Mélanie Vigier de Latour-Bérenger, psychosociologue* :
« Cela relève du champ des violences et du non-respect des droits »

Comment définir le harcèlement de rue ?
L’association Stop Harcèlement de Rue en France définit le harcèlement de rue par des comportements adressés aux personnes dans l’espace public, visant à les interpeller verbalement ou non, leur envoyant des messages intimidants, insistants et/ou irrespectueux en raison de leur genre, de leur orientation sexuelle, de leur couleur de peau, de leur situation de handicap… Cela relève du champ des violences et du non-respect des droits.
Quelles conséquences sur la vie ?
Sur le plan psychologique, le sentiment de peur prend beaucoup de place. Il peut perdurer et engendrer un état d’hypervigilance. Certaines victimes ressentent parfois la colère et l’impuissance de ne pouvoir agir, de ne pouvoir répondre et se protéger. Stress, manque de confiance et d’estime de soi, sentiment d’insécurité, de vulnérabilité, d’injustice profond peuvent être ressentis. Sur le plan social, crainte et méfiance, limites de l’occupation et de l’utilisation de l’espace public sont observées. La peur ressentie peut influencer la socialisation, limiter les interactions avec les inconnus, restreindre les possibilités de créer du lien social, provoquer l’isolement, le repli sur soi et dans certains cas, la perte d’emploi vu les risques encourus dans la rue pour aller travailler. Le harcèlement de rue renforce les inégalités de genre et sociales, mais aussi des relations de pouvoir entre les genres.
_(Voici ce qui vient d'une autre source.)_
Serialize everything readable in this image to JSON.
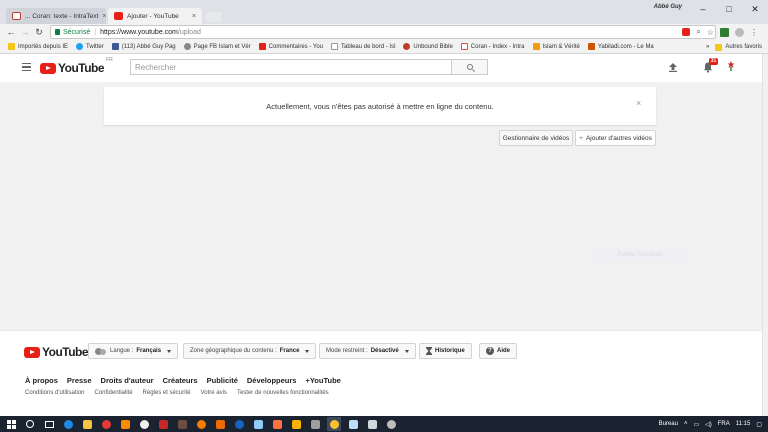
{
  "browser": {
    "tabs": [
      {
        "label": "... Coran: texte - IntraText"
      },
      {
        "label": "Ajouter - YouTube"
      }
    ],
    "profile_name": "Abbé Guy",
    "omnibox": {
      "secure_label": "Sécurisé",
      "url_host": "https://www.youtube.com",
      "url_path": "/upload"
    },
    "bookmarks": [
      {
        "label": "Importés depuis IE",
        "color": "#f5c518"
      },
      {
        "label": "Twitter",
        "color": "#1da1f2"
      },
      {
        "label": "(113) Abbé Guy Pag",
        "color": "#3b5998"
      },
      {
        "label": "Page FB Islam et Vér",
        "color": "#888888"
      },
      {
        "label": "Commentaires - You",
        "color": "#e62117"
      },
      {
        "label": "Tableau de bord - Isl",
        "color": "#aaaaaa"
      },
      {
        "label": "Unbound Bible",
        "color": "#c0392b"
      },
      {
        "label": "Coran - Index - Intra",
        "color": "#e74c3c"
      },
      {
        "label": "Islam & Vérité",
        "color": "#f39c12"
      },
      {
        "label": "Yabiladi.com - Le Ma",
        "color": "#d35400"
      }
    ],
    "bookmarks_overflow": "»",
    "other_bookmarks": "Autres favoris"
  },
  "youtube": {
    "logo_text": "YouTube",
    "logo_region": "FR",
    "search_placeholder": "Rechercher",
    "notification_count": "31",
    "alert_message": "Actuellement, vous n'êtes pas autorisé à mettre en ligne du contenu.",
    "alert_close": "×",
    "video_manager_label": "Gestionnaire de vidéos",
    "add_more_label": "Ajouter d'autres vidéos",
    "add_more_prefix": "+",
    "hidden_button_label": "Publier Résultats"
  },
  "footer": {
    "logo_text": "YouTube",
    "language_label": "Langue :",
    "language_value": "Français",
    "region_label": "Zone géographique du contenu :",
    "region_value": "France",
    "restricted_label": "Mode restreint :",
    "restricted_value": "Désactivé",
    "history_label": "Historique",
    "help_label": "Aide",
    "links_primary": [
      "À propos",
      "Presse",
      "Droits d'auteur",
      "Créateurs",
      "Publicité",
      "Développeurs",
      "+YouTube"
    ],
    "links_secondary": [
      "Conditions d'utilisation",
      "Confidentialité",
      "Règles et sécurité",
      "Votre avis",
      "Tester de nouvelles fonctionnalités"
    ]
  },
  "taskbar": {
    "desktop_label": "Bureau",
    "lang": "FRA",
    "time": "11:15"
  },
  "colors": {
    "yt_red": "#e62117",
    "page_bg": "#f1f1f1",
    "secure_green": "#0b8043"
  }
}
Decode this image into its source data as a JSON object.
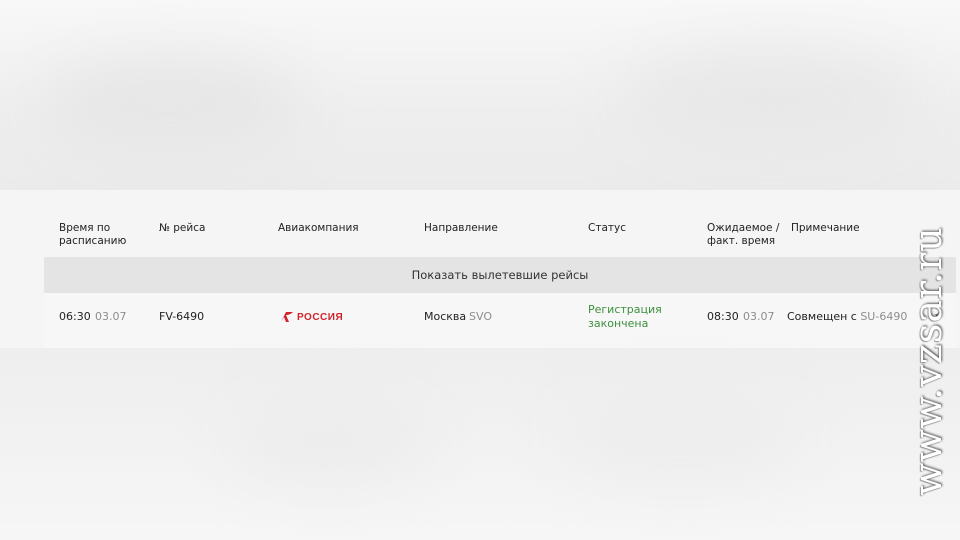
{
  "columns": {
    "scheduled": "Время по расписанию",
    "flight_no": "№ рейса",
    "airline": "Авиакомпания",
    "direction": "Направление",
    "status": "Статус",
    "expected": "Ожидаемое / факт. время",
    "note": "Примечание"
  },
  "show_departed_label": "Показать вылетевшие рейсы",
  "flights": [
    {
      "time": "06:30",
      "date": "03.07",
      "flight": "FV-6490",
      "airline_logo_text": "РОССИЯ",
      "city": "Москва",
      "airport": "SVO",
      "status": "Регистрация закончена",
      "expected_time": "08:30",
      "expected_date": "03.07",
      "note_prefix": "Совмещен с",
      "note_flight": "SU-6490"
    }
  ],
  "watermark": "www.vzsar.ru",
  "colors": {
    "status_green": "#3d8f3d",
    "brand_red": "#d0232b",
    "muted": "#8e8e8e"
  }
}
Sur le plan de l’impact corporel, certaines victimes tentent de se rendre le moins visible possible, de cacher tout signe visible d’expression de genre, changent leur manière de marcher, baissent les yeux pour éviter de croiser tout regard.
Pourquoi les auteurs agissent-ils ainsi ?
Les facteurs à l’origine du harcèlement sont divers, pouvant être minimisés et perçus comme inoffensifs ou amusants pour certains hommes.
Il faut compter avec :
- Le sentiment de domination et de toute puissance chez l’auteur, qui peut venir de l’éducation, des croyances, de la culture patriarcale, de la transmission erronée qu’un homme est supérieur.
- L’absence de recours aux lois ou de condamnations dans ces multiples situations, qui augmente le sentiment de toute puissance et d’impunité, facilitant les récidives.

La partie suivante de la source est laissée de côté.